David Miller argues that some of that uranium production is likely to come from the smaller, but well-capitalized, companies, such as Strathmore Minerals. “Our strategy from day one, and we haven’t veered from this at all, has been to acquire as many known uranium deposits as we possibly could,” explained Miller. “We started early in this uranium cycle in 2003. We were out there before 95 percent of these other uranium companies even thought of starting uranium companies. We were able to pick up some very good deposits in New Mexico and Wyoming. These are known, drilled-out uranium deposits in the country that’s produced as much as uranium anywhere else on earth. We’ve taken all that exploration information, where they discovered these old deposits, and have acquired a number of those old deposits. Now, we have opened a permitting office in New Mexico and starting the permitting process to put those into production, somewhere down the road. We don’t know if we can do it in four years or six years. It’s a long process and all kinds of studies must be done to get these fully permitted and into production.”

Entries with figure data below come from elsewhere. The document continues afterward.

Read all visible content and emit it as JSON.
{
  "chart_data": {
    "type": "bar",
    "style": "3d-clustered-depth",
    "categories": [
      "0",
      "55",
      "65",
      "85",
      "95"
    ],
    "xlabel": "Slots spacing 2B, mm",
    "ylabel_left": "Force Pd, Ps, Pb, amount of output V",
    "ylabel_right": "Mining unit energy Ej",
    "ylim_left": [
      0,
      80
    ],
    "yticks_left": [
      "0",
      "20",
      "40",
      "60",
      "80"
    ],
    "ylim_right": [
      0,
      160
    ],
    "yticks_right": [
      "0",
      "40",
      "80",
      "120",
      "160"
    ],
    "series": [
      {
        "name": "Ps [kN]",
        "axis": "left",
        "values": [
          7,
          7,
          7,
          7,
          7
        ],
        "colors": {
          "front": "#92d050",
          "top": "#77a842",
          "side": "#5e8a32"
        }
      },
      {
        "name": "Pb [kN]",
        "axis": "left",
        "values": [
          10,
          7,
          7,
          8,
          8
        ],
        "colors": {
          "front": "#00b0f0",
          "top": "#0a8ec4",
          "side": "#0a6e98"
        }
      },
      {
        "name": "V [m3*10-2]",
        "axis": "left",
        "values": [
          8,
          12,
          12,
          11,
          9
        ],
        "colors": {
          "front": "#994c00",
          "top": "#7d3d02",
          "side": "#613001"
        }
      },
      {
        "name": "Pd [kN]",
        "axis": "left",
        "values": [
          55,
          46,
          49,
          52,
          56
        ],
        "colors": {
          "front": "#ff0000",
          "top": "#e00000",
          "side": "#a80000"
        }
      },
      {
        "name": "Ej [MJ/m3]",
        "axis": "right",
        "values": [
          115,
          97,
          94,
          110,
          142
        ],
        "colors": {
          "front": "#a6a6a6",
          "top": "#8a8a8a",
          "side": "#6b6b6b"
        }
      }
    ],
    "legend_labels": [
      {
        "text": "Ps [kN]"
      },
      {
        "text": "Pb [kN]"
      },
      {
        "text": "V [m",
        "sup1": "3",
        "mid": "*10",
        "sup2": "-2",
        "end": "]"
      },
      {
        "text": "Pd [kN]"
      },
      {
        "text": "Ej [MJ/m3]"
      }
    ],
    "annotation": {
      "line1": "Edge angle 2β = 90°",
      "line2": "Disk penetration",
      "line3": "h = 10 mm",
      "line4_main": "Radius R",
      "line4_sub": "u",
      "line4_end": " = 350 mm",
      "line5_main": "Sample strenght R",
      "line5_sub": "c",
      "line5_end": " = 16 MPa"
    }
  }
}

But there is a second part to the Strathmore Minerals strategy. Miller announced, “Don’t ignore the richest uranium province on earth, which is the Athabasca Basin in Canada. Strathmore is the Number One landholder in the Athabasca Basin., even larger than Cameco. We control approximately 3 million acres in Canada, and nearly all of that is in the Athabasca Basin. We have dozen different individual projects in the Basin. We are starting the exploration process on all of those. As I said earlier, exploration takes a long time. We have not made any discoveries yet, and it may be three to five years before we make a discovery.”
Downblending weapons grade uranium has worked very well to keep the demand/supply equation in imbalance and caused uranium mining to effectively shut down for over a decade. But that source is running out and with Korea, Iran, and possibly others jumping into the nuclear arena, there's going to be a lot of reluctance to downblend too much weapons grade uranium. We may enter another nuclear cold war. Downblending produces cash, but it takes a lot more money to rebuild HEU supplies than you get from downblending and selling them off.
I don't like relying on these demand/supply imbalance gambits for investments since they can take an unknown amount of time to play out. Level 3 is still waiting for the Great Pumpkin to stop the constantly falling bandwidth prices and it's been 3 years. As far as I know, Buffett is still waiting for silver prices to go up. But in this case, the prices are already high enough and they just keep going higher. They've been above $100 in the 1970s, but only about $43 in today's dollars.
UPDATE Nov 30, 2005: The price of U3O8 went up yet again to $34.50. Also, the US Nuclear Regulatory Commission renews Millstone Power Station's operating license for another 20 years.
UPDATE Dec 7, 2005 ("a day that will live in infamy"): The spot price of U308 is now $35.25.